Pelajaran yang Bisa Kita Ambil
1. Sejarah lisan itu rapuh. Kalau nggak segera ditulis, 10 tahun lagi hilang. Makanya ayo kita catat sekarang.
2. Jangan malu bilang "nggak tahu". Itu adab ulama. Yang bahaya itu sok tahu.
3. Eyang Sanraji ngajarin kita: dakwah nggak butuh panggung besar. Cukup istiqomah ngajarin satu orang, nanti jadi banyak.

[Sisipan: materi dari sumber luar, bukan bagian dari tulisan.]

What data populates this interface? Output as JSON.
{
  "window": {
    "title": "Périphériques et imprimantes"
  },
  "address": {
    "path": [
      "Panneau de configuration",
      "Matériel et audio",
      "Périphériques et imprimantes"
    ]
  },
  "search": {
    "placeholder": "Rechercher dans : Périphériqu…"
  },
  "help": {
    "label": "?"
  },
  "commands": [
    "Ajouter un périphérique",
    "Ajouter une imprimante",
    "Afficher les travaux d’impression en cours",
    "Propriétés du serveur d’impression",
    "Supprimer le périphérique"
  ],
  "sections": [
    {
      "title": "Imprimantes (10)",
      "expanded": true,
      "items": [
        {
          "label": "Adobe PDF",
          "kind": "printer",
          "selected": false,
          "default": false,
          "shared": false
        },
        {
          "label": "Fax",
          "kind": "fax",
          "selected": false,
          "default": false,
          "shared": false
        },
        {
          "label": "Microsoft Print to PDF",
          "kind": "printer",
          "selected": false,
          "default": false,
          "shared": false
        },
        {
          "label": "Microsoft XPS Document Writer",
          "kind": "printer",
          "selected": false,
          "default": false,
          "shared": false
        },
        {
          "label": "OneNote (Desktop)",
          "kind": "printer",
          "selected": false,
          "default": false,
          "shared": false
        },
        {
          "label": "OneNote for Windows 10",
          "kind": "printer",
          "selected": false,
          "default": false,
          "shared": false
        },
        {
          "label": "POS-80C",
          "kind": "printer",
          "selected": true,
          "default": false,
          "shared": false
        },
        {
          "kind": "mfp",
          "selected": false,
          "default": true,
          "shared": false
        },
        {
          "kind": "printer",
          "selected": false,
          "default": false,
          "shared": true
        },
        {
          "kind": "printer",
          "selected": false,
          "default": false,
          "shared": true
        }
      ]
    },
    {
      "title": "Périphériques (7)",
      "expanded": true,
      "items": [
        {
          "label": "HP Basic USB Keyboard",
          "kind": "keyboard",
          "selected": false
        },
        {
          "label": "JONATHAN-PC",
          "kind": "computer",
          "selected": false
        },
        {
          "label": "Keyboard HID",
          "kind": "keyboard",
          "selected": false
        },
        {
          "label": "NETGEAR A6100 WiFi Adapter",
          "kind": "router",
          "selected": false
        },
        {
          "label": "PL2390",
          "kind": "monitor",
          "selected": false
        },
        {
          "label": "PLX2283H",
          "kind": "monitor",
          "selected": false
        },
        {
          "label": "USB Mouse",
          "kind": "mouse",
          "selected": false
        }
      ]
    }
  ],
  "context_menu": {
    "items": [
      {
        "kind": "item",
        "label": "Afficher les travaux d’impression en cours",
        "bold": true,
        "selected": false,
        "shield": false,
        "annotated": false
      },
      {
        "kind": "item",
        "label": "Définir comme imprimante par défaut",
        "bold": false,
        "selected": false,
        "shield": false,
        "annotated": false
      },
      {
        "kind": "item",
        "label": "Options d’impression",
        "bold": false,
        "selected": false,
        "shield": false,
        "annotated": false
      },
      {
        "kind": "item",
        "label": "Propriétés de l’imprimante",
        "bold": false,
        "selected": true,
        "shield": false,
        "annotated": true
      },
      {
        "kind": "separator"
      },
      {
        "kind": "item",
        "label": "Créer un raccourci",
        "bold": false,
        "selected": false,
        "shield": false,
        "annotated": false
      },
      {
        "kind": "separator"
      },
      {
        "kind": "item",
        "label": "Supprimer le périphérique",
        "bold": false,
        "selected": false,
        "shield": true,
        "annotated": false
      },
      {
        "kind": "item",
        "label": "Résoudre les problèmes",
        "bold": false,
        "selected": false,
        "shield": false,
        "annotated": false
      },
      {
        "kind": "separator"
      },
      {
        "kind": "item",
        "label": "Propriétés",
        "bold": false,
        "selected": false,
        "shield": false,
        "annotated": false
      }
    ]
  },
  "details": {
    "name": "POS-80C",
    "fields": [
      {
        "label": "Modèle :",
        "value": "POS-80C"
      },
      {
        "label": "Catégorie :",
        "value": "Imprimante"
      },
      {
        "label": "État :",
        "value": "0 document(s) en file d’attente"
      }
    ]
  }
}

4. Tugas kita sekarang nerusin. Nerusin ngaji, nerusin shalat, nerusin akhlak baik. Itu bentuk terima kasih paling nyata ke Eyang.
Catatan Penulis
Tulisan ini kami buat apa adanya. Yang ada datanya kami tulis. Yang belum ada datanya kami kosongkan dan kami akui keterbatasan kami. Tujuannya bukan untuk menggurui, tapi untuk mengajak semua keturunan Cikadu Lumbir bareng-bareng mengumpulkan kepingan sejarah. Kalau ada kekeliruan, itu dari kami. Kalau ada benarnya, itu taufik dari Allah.
Doa Penutup
اللَّهُمَّ اغْفِرْ لِسَانْرَاجِي وَارْحَمْهُ وَعَافِهِ وَاعْفُ عَنْهُ وَاجْعَلْ قَبْرَهُ رَوْضَةً مِنْ رِيَاضِ الْجَنَّةِ
"Ya Allah, ampunilah Sanraji, rahmatilah dia, selamatkanlah dia, maafkanlah dia, dan jadikanlah kuburnya taman dari taman-taman surga.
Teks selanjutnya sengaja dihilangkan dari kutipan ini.